# Reihenfolge Optimierung



## unknown (31. Okt 2014)

Hallo

Ich stehe vor einer Aufgabe, bei der ich nicht weiss, welchen Algorithmus ich verwenden sollte.

Die Aufgabe lautet wie folgt:

Wir haben einen Grill und es gilt, das Grillgut in einer optimierten Reihenfolge auf den Grill zu legen, um den Grillprozess so schnell wie möglich abzuschließen. Jedes Grillgut benötigt unterschiedlich viel Platz auf dem Grill. Der Grill misst 50cm x 80cm. Die Grilldauer ist aber für alle Grillwaren identisch.

Könnte mir jemand einen Tipp geben, um welchen Algorithmus es sich da handelt?


----------



## chuxXo (31. Okt 2014)

Eventuell ein Array und eine for-Schleife ? 

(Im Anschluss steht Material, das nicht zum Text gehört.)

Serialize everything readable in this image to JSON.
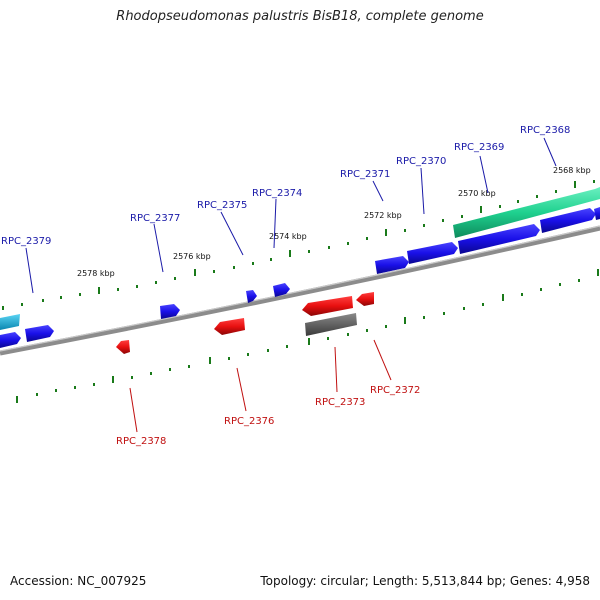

In das Array packst dein Grillgut, zum Beispiel als String und dieses hängst du pro Schleifendurchlauf an deinen String "Grill" an


----------



## Saheeda (31. Okt 2014)

Klingt nach Rucksackproblem:
Rucksackproblem


----------



## unknown (31. Okt 2014)

Saheeda hat gesagt.:


> Klingt nach Rucksackproblem:
> Rucksackproblem



Das ist auch mein Verdacht. Allerdings kann ich den direkten Zusammenhang nicht finden.


----------



## Saheeda (31. Okt 2014)

Beim Rucksackproblem geht es darum, die Gegenstände anhand ihres Gewichts optimal auszuwählen.
Bei dir müssen Objekte anhand ihrer Größe optimal ausgewählt werden.


----------